Now a third scenario. There are thousands upon thousands of people now deciding George’s fate. A majority of them vote to have, not you, but some anonymous “agents,” do whatever it takes to get George to pay for Oliver’s kids’ school. At first all the agents do is send George a bill. If George still doesn’t pay, he gets another bill, this time for more money. He continues to receive more and more bills for increasing amounts. Finally giving up on George, the agents, armed and armored, show up at George’s lovely home. The animation of agents, guns slung over shoulders and riding Segways, dragging poor George alongside down his driveway, is comic but chilling. The dog runs after and sits at the end of the drive, animated tail wagging forlornly, as an argyle-sweatered George is carted away.

A shield appears, bearing the Latin words “Pro Mundi Beneficio”—“for the benefit of the world.” The words are replaced by images of handcuffs, a club, a revolver, an automatic rifle.

“If we approve of state programs that redistribute wealth,” the blue cloud continues, “we must also approve of threats of violence made against peaceful individuals, because this is how the funds are collected…. If we feel negatively towards the idea of threatening George personally, can we really be comfortable with the threats made against him by agents of the state?

“Some people believe that voluntary interaction and spontaneous order are realistic and preferable alternatives to state coercion as a way of organizing society,” the cloud concludes.

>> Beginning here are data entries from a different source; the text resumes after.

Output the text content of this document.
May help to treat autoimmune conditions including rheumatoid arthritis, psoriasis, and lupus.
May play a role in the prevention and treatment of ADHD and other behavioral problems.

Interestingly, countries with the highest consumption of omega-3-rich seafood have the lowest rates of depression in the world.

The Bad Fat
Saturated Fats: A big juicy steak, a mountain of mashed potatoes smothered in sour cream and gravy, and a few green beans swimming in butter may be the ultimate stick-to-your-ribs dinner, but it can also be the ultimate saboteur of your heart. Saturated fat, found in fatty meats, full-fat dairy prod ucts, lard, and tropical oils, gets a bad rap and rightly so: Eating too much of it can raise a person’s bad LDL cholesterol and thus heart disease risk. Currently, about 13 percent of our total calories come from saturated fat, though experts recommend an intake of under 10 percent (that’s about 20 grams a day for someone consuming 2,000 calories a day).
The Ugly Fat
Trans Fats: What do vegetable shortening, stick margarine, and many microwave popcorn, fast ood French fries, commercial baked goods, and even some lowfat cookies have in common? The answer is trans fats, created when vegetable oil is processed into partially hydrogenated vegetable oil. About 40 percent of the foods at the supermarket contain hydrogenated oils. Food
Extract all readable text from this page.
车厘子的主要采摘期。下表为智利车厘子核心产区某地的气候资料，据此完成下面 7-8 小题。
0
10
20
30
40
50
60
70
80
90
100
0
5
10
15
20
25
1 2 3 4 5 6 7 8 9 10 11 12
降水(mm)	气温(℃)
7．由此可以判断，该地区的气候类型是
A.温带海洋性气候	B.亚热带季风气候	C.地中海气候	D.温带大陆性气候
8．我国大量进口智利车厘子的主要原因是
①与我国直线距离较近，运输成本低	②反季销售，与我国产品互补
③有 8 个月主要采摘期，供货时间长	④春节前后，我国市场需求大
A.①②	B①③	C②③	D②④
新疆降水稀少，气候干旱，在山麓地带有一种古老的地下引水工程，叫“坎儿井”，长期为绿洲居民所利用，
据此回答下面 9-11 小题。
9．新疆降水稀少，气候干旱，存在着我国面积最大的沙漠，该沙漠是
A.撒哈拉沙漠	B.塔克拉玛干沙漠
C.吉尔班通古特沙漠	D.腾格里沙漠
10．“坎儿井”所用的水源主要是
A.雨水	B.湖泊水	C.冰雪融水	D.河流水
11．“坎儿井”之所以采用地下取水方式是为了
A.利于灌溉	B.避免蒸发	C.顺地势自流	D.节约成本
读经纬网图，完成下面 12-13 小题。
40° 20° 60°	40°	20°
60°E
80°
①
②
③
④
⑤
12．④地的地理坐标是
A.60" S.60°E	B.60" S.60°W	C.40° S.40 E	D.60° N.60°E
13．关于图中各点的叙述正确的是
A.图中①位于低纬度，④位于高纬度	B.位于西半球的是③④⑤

Although Kaye doesn’t delve into the economic principle underlying his animated allegory, it is the principle of voluntary exchange upon which a free market economy is based: individuals willingly exchange goods and services among themselves for other things of value. In the process of thousands or millions of such voluntary exchanges, the market becomes very efficient at identifying fair and correct prices and at balancing supply and demand. Taxes and entitlement programs, on the other hand, are involuntary exchanges, in which wealth is redistributed via government intervention. The result is to distort the workings of the free market, leading to price volatility, imbalances in supply and demand, speculation, bubbles and crashes. It is a distortion we see in action every day, everywhere in the world, to one degree or another.  It just took that blue cloud to boil it down to what it really is: using force and metal cages to force those who resist coerced exchange.